A modern English spelling variant of Milo, tied to Slavic roots meaning "gracious" or "dear," and used largely as a modern style form.
Myloh is a creatively respelled variant of Milo, a name with deep Germanic and Slavic roots. Its most likely ancestor is the Old High German "mild" or Slavic "mil," both carrying meanings of gentleness, graciousness, or beloved. Some etymologists also connect it to the Latin "miles" (soldier), though the tender, soft-sounding quality of the name has long overshadowed any martial association.
The ancient Greek island of Milos — made famous by the Venus de Milo sculpture unearthed there in 1820 — lends the name an additional classical shimmer. Historically, its most legendary bearer is Milo of Croton, the sixth-century BCE wrestler who won six Olympic victories and became a symbol of heroic physical perfection in antiquity. In the modern era, the name has been carried by actors, musicians, and fictional characters — most memorably the young protagonist of Milo Imagines the World and the adventure film The Phantom Tollbooth.

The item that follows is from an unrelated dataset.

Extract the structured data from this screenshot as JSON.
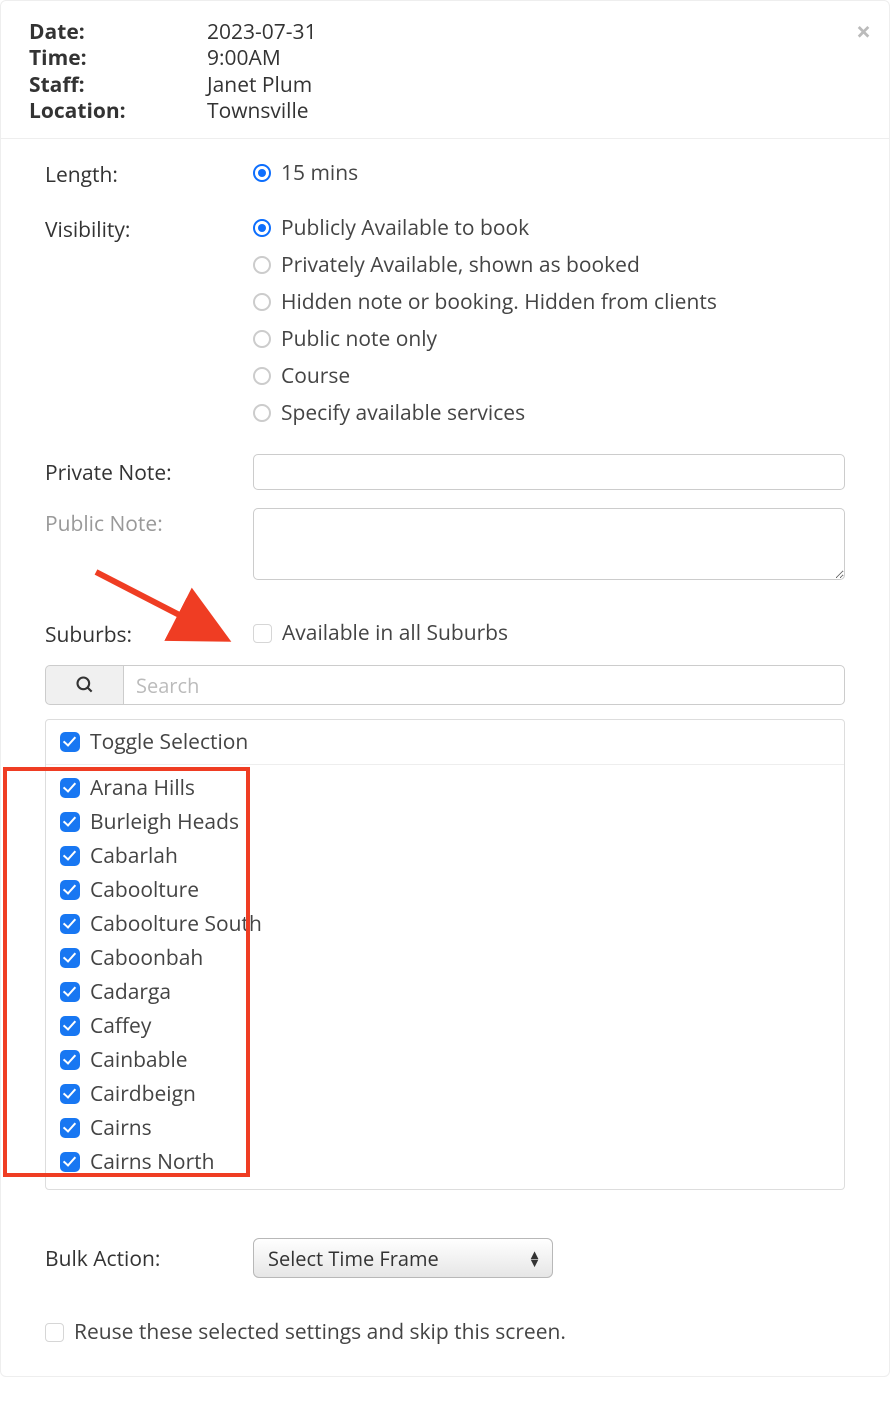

Milo Ventimiglia brought warm, understated masculinity to the name through his role on This Is Us. The spelling Myloh signals a distinctly contemporary sensibility — parents reaching for something that sounds familiar yet reads as individual. The swapped "i" for "y" and the silent terminal "h" give the name a visual softness that mirrors its sound. It sits within a broader naming trend of phonetic reinvention, where classic names are personalized through orthography rather than invention, making the child's name feel both rooted and uniquely their own.